Katharina Watzel: Malufandrohms Rat

Der riesige Baum, eingemümmelt im dicken, reinen Weiß, das geädert ist mit dunkelbraunen Strichen, thront majestätisch im Licht der blendenden Morgensonne. Die Luft ist kalt und schmeckt kühl nach süßlichem Schnee, der auf der Erde ruht wie eine Decke. Der Himmel, makellos blau, wird nach hinten hin immer heller, bis er, ganz in weiß, hinter den Bergen verschwindet, auf denen eine verschleiernde Nebelwolke liegt.

“Was mag sich wohl dahinter verbergen”, fragte sich der junge Rotfuchs Foral, als er, wie jeden Morgen, auf Nahrungssuche bei der großen, von allen Tieren verehrten Glückseiche stehen blieb, um sich wie jeden Morgen die selbe Frage zu stellen. An diesem perfekten Tag jedoch hielt er länger inne als gewöhnlich.

“Gibt es dort auch Rotfüchse? So gerne würde ich mal welche sehen”, dachte er, während er verträumt mit der Pfote Muster in den festen Schnee unter ihm schabte. “Was spräche dagegen, sich dort mal umzuschauen?”, schweiften seine Gedanken weiter. Genussvoll und voller Abenteuerlust sog Foral die frische Luft ein – Kalt! Diese Kälte brachte ihn wieder zu Sinnen. “Wer weiß, ob ich jemals an diesen Ort zurückkommen werde, den ich so liebe?”, bedachte er sorgenvoll.

Sehnsüchtig streckte er sich, um einen besseren Blick auf das Tal zu erhaschen. Er wollte ja hinunter wandern, aber gleichzeitig sein Zuhause nicht verlassen. Geheimnisvolle Schatten tanzten hinter dem Nebel. So gern würde er herausfinden, was es mit ihnen auf sich hatte.
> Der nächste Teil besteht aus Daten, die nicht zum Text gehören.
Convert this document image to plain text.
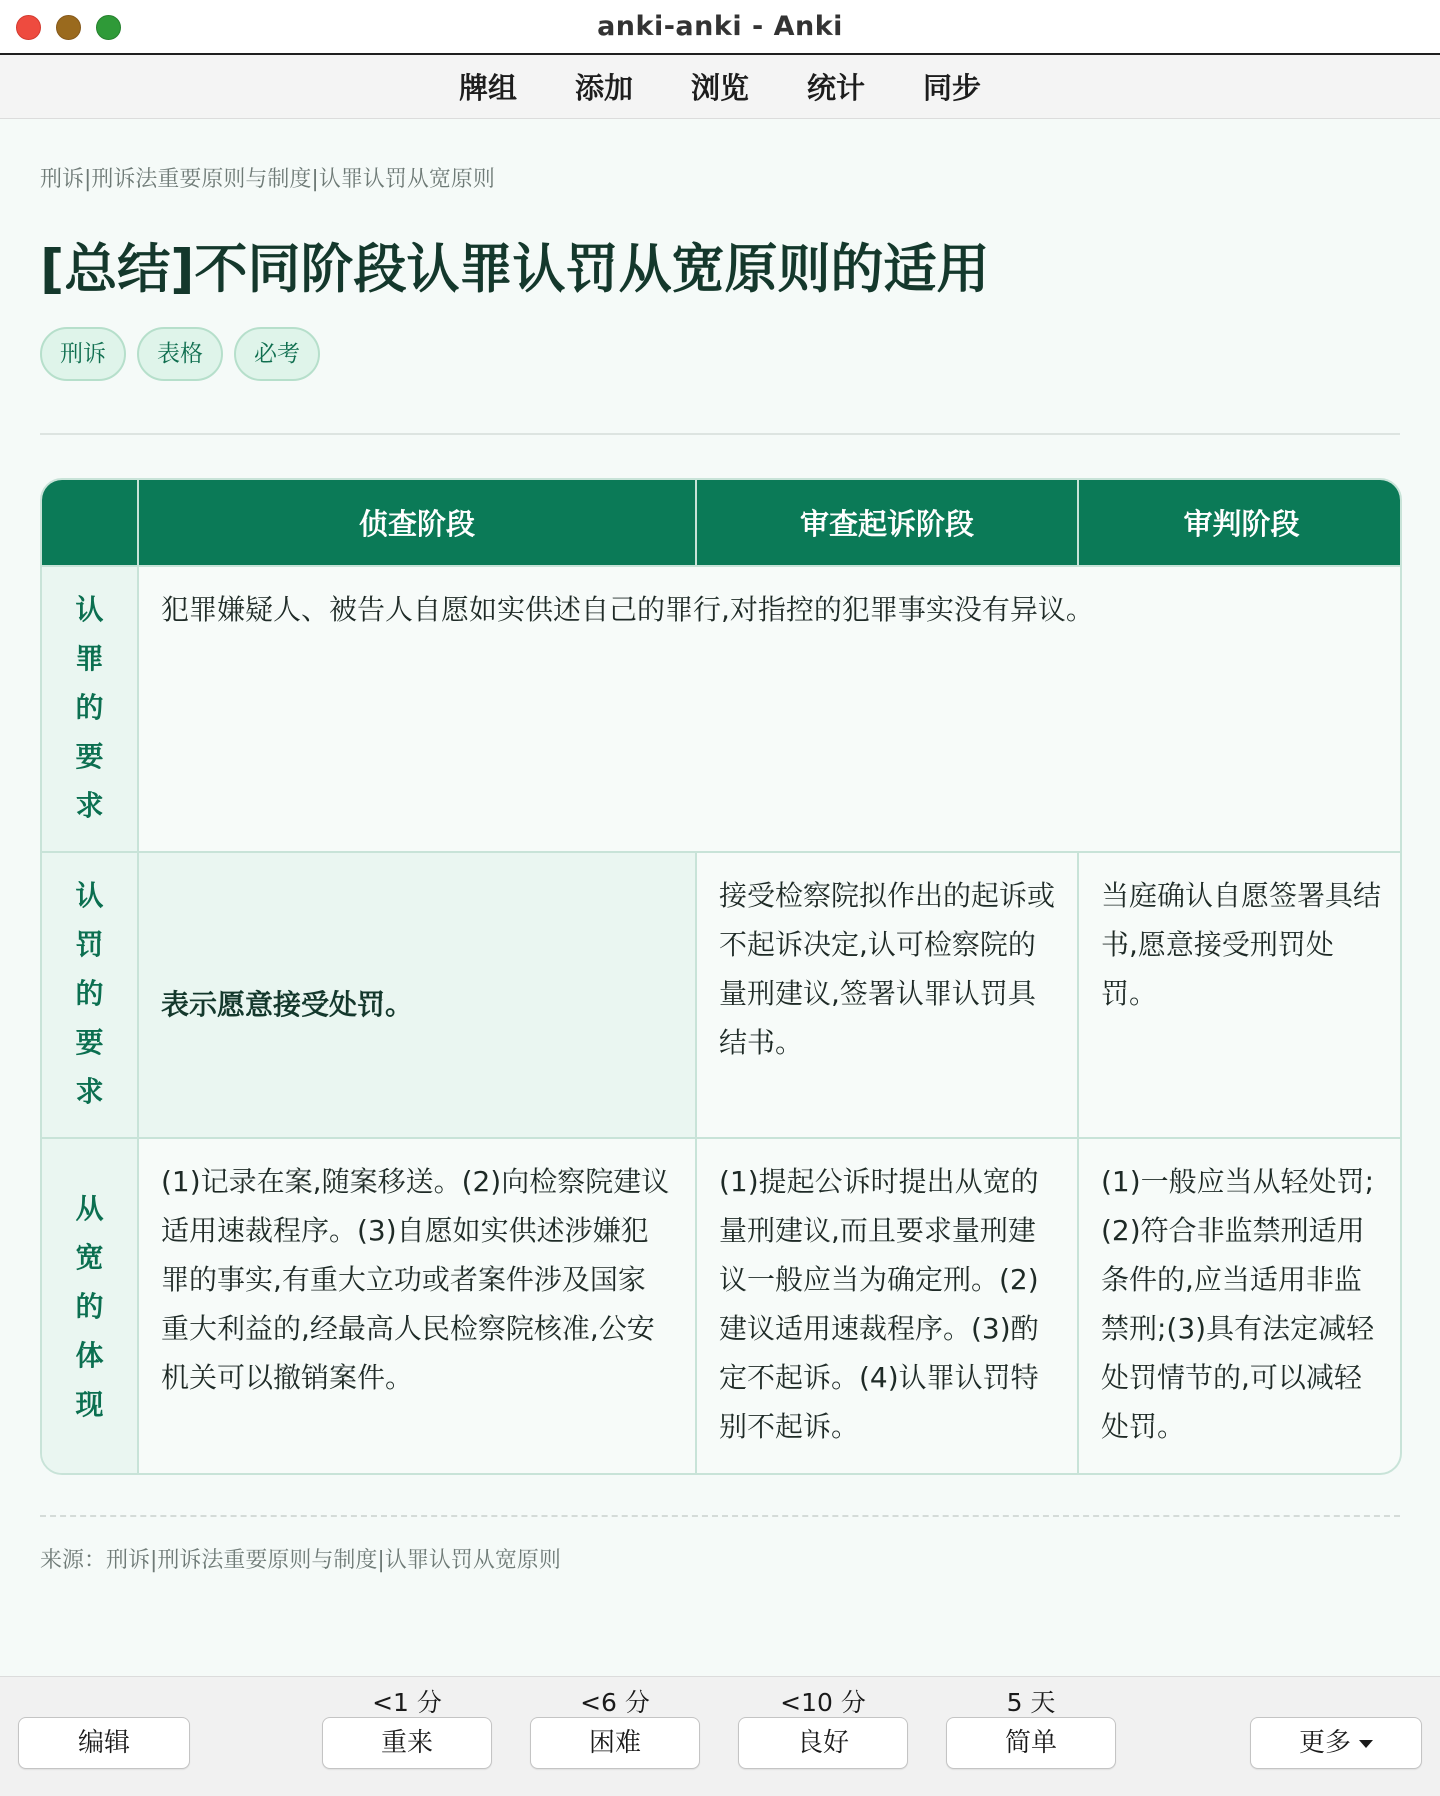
anki-anki - Anki
牌组 添加 浏览 统计 同步
刑诉|刑诉法重要原则与制度|认罪认罚从宽原则
[总结]不同阶段认罪认罚从宽原则的适用
刑诉	表格	必考
	侦查阶段	审查起诉阶段	审判阶段

认
罪
的
要
求	犯罪嫌疑人、被告人自愿如实供述自己的罪行,对指控的犯罪事实没有异议。		

认
罚
的
要
求	表示愿意接受处罚。	接受检察院拟作出的起诉或不起诉决定,认可检察院的量刑建议,签署认罪认罚具结书。	当庭确认自愿签署具结书,愿意接受刑罚处罚。

从
宽
的
体
现	(1)记录在案,随案移送。(2)向检察院建议适用速裁程序。(3)自愿如实供述涉嫌犯罪的事实,有重大立功或者案件涉及国家重大利益的,经最高人民检察院核准,公安机关可以撤销案件。	(1)提起公诉时提出从宽的量刑建议,而且要求量刑建议一般应当为确定刑。(2)建议适用速裁程序。(3)酌定不起诉。(4)认罪认罚特别不起诉。	(1)一般应当从轻处罚;(2)符合非监禁刑适用条件的,应当适用非监禁刑;(3)具有法定减轻处罚情节的,可以减轻处罚。
来源：刑诉|刑诉法重要原则与制度|认罪认罚从宽原则
编辑
<1 分
重来
<6 分
困难
<10 分
良好
5 天
简单	更多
Er seufzte gequält. “Wenn ich hierbleibe, werde ich unglücklich, wenn ich weggehe, vermisse ich den Baum…”, dachte er verdrossen.

“Nanu”, ertönte auf einmal eine Stimme, die eindeutig die des weisen Uhus Malufandrohm war, der sein Heim in der Glückseiche hatte. “Du schaust so traurig aus!”

Foral drehte seinen Kopf nach Malufandrohm, als er schwerfällig zu ihm hinüber glitt und träge blinzelte. “Vielleicht kann ich dir ja helfen?”, bot er an.

“Könntest du mir vielleicht einen Rat geben, was ich tun soll?”, seufzte Foral und wies mit der Schnauze in das Tal, das sich vor ihnen auftat. Der Uhu kannte die Probleme von allen Tieren in der Gegend, denn wer eines hatte, ging damit zu Malufandrohm, damit er ihnen weiterhelfen konnte.

Er schmunzelte, als er ebenfalls nach unten schaute. “Das musst du dir schon selbst überlegen”, fand er. “aber du solltest nicht zu lange warten. Sonst wird es zu spät, und du wirst du zu alt, und dann hast du keine Wahl mehr. Wenn es daran liegt, dass du diesen Ort so liebst, dann sollst du wissen, dass es Gefängnisse gibt, die nur deswegen Gefängnisse sind, weil man gar nicht mehr hinaus will. Wenn es daran liegt, dass du Dinge entdecken willst, dann sage ich dir, dass es manchmal besser ist, wenn man etwas nicht weiß”

Nachdenklich schaute Foral in die Mayemo-Berge. “Mayemo” bedeutete “Sehnsucht” in der alten Sprache der Adler, und “Geheimnis” in der alten Sprache der Schwalben.

Plötzlich bemerkte er, dass Malufandrohm nicht mehr neben ihm saß. Die Sonne ging schon auf den Mittag zu, stellte er außerdem fest, als sein Magen laut knurrte. Dann ging er weiter auf Nahrungssuche.